June employment numbers in Saskatchewan not a rosy picture

Starphoenix, July 8, 2016-

Employment numbers for June in Saskatchewan are up slightly from May, but down 6,900 jobs compared with the same period last year, according to Statistics Canada’s labour force report released Friday.

“This is the fifth month in a row we’ve had declines from a year ago. So we’re certainly in slump,” said Doug Elliott, publisher of Sask Trends Monitor, a monthly statistical newsletter.

Employment numbers are down roughly 1.2 per cent in Saskatchewan from June 2015. Last month, there were 582,200 people employed in the province, compared to 589,100 during the same period last year.

The hardest-hit sectors were construction, which was down 13.5 per cent, education services (down 9.2 per cent) and transportation (down eight per cent). However, there were increases from last year; professional and technical services increased 10.8 per cent, information, culture, recreation (up nine per cent) and agriculture (up 6.9 per cent).

June’s seasonally adjusted unemployment rate was 6.1 per cent, up 0.1 percentage points from 6.0 per cent in May and up 1.3 percentage points from 4.8 per cent in June 2015. Last month, there were 34,000 people unemployed in the province, compared with last year when there was 25,800 people unemployed. Saskatchewan does, however, have the second-lowest unemployment rate in the country for the month.

“One thing I would say with regard to numbers we’ve seen for the last two months, I think we’re seeing stability in the labour market,” said Jeremy Harrison, minister of immigration, jobs, skills and training.

Harrison acknowledged that the province has seen challenging times throughout the last year in the energy and natural resource sector with the low price of oil. “Year-over-year employment is down about 6,900, I believe.
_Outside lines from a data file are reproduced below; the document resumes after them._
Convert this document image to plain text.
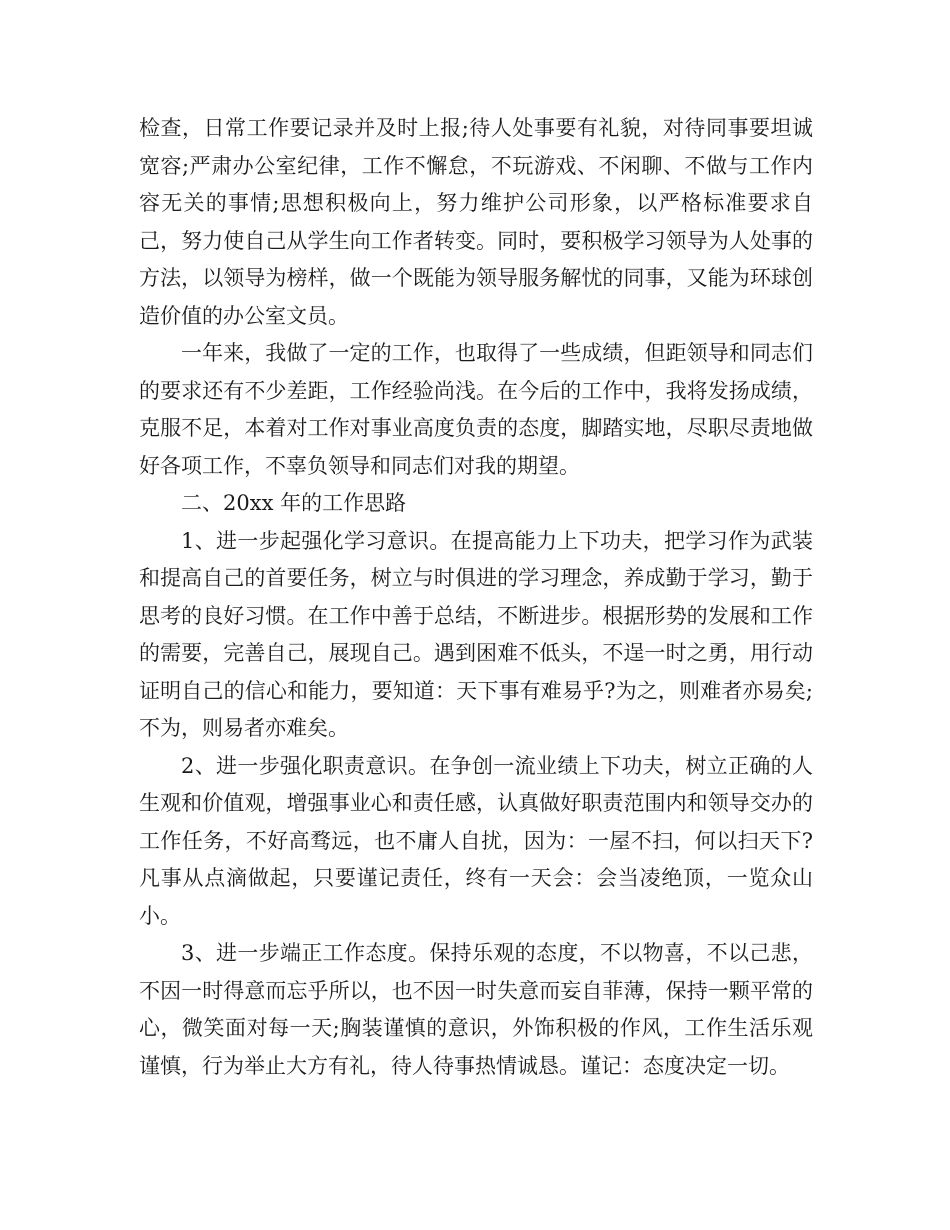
检查，日常工作要记录并及时上报;待人处事要有礼貌，对待同事要坦诚宽容;严肃办公室纪律，工作不懈怠，不玩游戏、不闲聊、不做与工作内容无关的事情;思想积极向上，努力维护公司形象，以严格标准要求自己，努力使自己从学生向工作者转变。同时，要积极学习领导为人处事的方法，以领导为榜样，做一个既能为领导服务解忧的同事，又能为环球创造价值的办公室文员。

一年来，我做了一定的工作，也取得了一些成绩，但距领导和同志们的要求还有不少差距，工作经验尚浅。在今后的工作中，我将发扬成绩，克服不足，本着对工作对事业高度负责的态度，脚踏实地，尽职尽责地做好各项工作，不辜负领导和同志们对我的期望。

二、20xx 年的工作思路

1、进一步起强化学习意识。在提高能力上下功夫，把学习作为武装和提高自己的首要任务，树立与时俱进的学习理念，养成勤于学习，勤于思考的良好习惯。在工作中善于总结，不断进步。根据形势的发展和工作的需要，完善自己，展现自己。遇到困难不低头，不逞一时之勇，用行动证明自己的信心和能力，要知道：天下事有难易乎?为之，则难者亦易矣;不为，则易者亦难矣。

2、进一步强化职责意识。在争创一流业绩上下功夫，树立正确的人生观和价值观，增强事业心和责任感，认真做好职责范围内和领导交办的工作任务，不好高骛远，也不庸人自扰，因为：一屋不扫，何以扫天下?凡事从点滴做起，只要谨记责任，终有一天会：会当凌绝顶，一览众山小。

3、进一步端正工作态度。保持乐观的态度，不以物喜，不以己悲，不因一时得意而忘乎所以，也不因一时失意而妄自菲薄，保持一颗平常的心，微笑面对每一天;胸装谨慎的意识，外饰积极的作风，工作生活乐观谨慎，行为举止大方有礼，待人待事热情诚恳。谨记：态度决定一切。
But over the course of the year we’ve seen our neighbour to the west, for instance, lose 70,000 jobs,” Harrison said.

He noted that June employment numbers were up about one per cent from May when 577,800 people were working in the province.
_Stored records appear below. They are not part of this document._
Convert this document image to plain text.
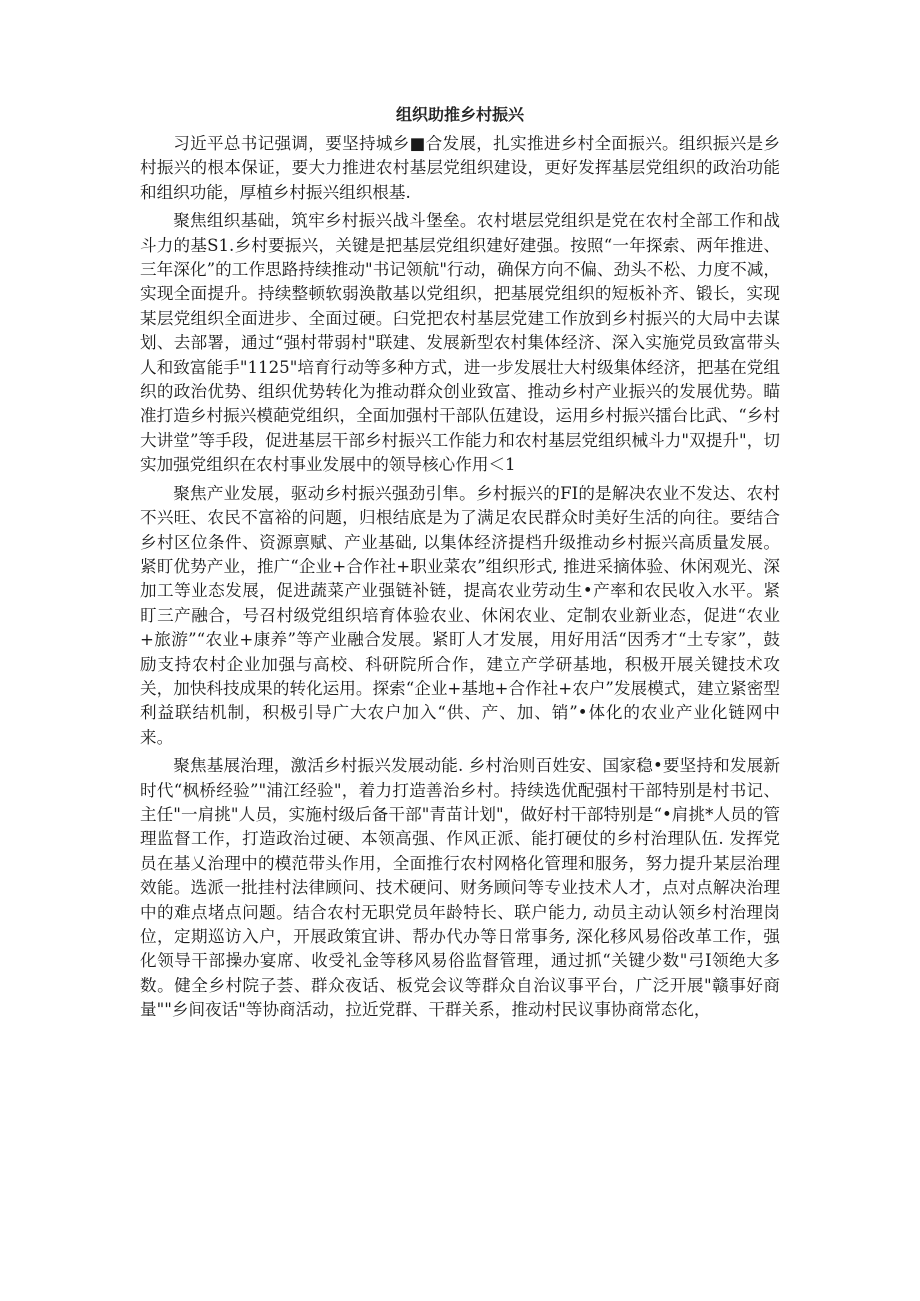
组织助推乡村振兴

习近平总书记强调，要坚持城乡■合发展，扎实推进乡村全面振兴。组织振兴是乡村振兴的根本保证，要大力推进农村基层党组织建设，更好发挥基层党组织的政治功能和组织功能，厚植乡村振兴组织根基.

聚焦组织基础，筑牢乡村振兴战斗堡垒。农村堪层党组织是党在农村全部工作和战斗力的基S1.乡村要振兴，关键是把基层党组织建好建强。按照“一年探索、两年推进、三年深化”的工作思路持续推动"书记领航"行动，确保方向不偏、劲头不松、力度不减，实现全面提升。持续整顿软弱涣散基以党组织，把基展党组织的短板补齐、锻长，实现某层党组织全面进步、全面过硬。臼党把农村基层党建工作放到乡村振兴的大局中去谋划、去部署，通过“强村带弱村"联建、发展新型农村集体经济、深入实施党员致富带头人和致富能手"1125"培育行动等多种方式，进一步发展壮大村级集体经济，把基在党组织的政治优势、组织优势转化为推动群众创业致富、推动乡村产业振兴的发展优势。瞄准打造乡村振兴模葩党组织，全面加强村干部队伍建设，运用乡村振兴擂台比武、“乡村大讲堂”等手段，促进基层干部乡村振兴工作能力和农村基层党组织械斗力"双提升"，切实加强党组织在农村事业发展中的领导核心作用＜1

聚焦产业发展，驱动乡村振兴强劲引隼。乡村振兴的FI的是解决农业不发达、农村不兴旺、农民不富裕的问题，归根结底是为了满足农民群众时美好生活的向往。要结合乡村区位条件、资源禀赋、产业基础, 以集体经济提档升级推动乡村振兴高质量发展。紧盯优势产业，推广“企业+合作社+职业菜农”组织形式, 推进采摘体验、休闲观光、深加工等业态发展，促进蔬菜产业强链补链，提高农业劳动生•产率和农民收入水平。紧盯三产融合，号召村级党组织培育体验农业、休闲农业、定制农业新业态，促进“农业+旅游”“农业+康养”等产业融合发展。紧盯人才发展，用好用活“因秀才“土专家”，鼓励支持农村企业加强与高校、科研院所合作，建立产学研基地，积极开展关键技术攻关，加快科技成果的转化运用。探索“企业+基地+合作社+农户”发展模式，建立紧密型利益联结机制，积极引导广大农户加入“供、产、加、销”•体化的农业产业化链网中来。

聚焦基展治理，激活乡村振兴发展动能. 乡村治则百姓安、国家稳•要坚持和发展新时代“枫桥经验”"浦江经验"，着力打造善治乡村。持续选优配强村干部特别是村书记、主任"一肩挑"人员，实施村级后备干部"青苗计划"，做好村干部特别是“•肩挑*人员的管理监督工作，打造政治过硬、本领高强、作风正派、能打硬仗的乡村治理队伍. 发挥党员在基乂治理中的模范带头作用，全面推行农村网格化管理和服务，努力提升某层治理效能。选派一批挂村法律顾问、技术硬问、财务顾问等专业技术人才，点对点解决治理中的难点堵点问题。结合农村无职党员年龄特长、联户能力, 动员主动认领乡村治理岗位，定期巡访入户，开展政策宜讲、帮办代办等日常事务, 深化移风易俗改革工作，强化领导干部操办宴席、收受礼金等移风易俗监督管理，通过抓“关键少数"弓I领绝大多数。健全乡村院子荟、群众夜话、板党会议等群众自治议事平台，广泛开展"赣事好商量""乡间夜话"等协商活动，拉近党群、干群关系，推动村民议事协商常态化，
While Elliott agreed that we are seeing increases in job numbers from month to month, but over the long term it’s not certain if that will translate into a return to the employment numbers that Saskatchewan was seeing last year. “You can get little ups and downs from month to month, but we’re still tracking way below last year’s levels,” Elliott said.

“There was actually an increase from April to May as well so maybe we’re finished this downward trend and we’re starting on an upward trend,” Elliott added.

Even with the monthly uptick in jobs, Elliott said there is still a way to go before the province is back to where it was with employment numbers this time last year.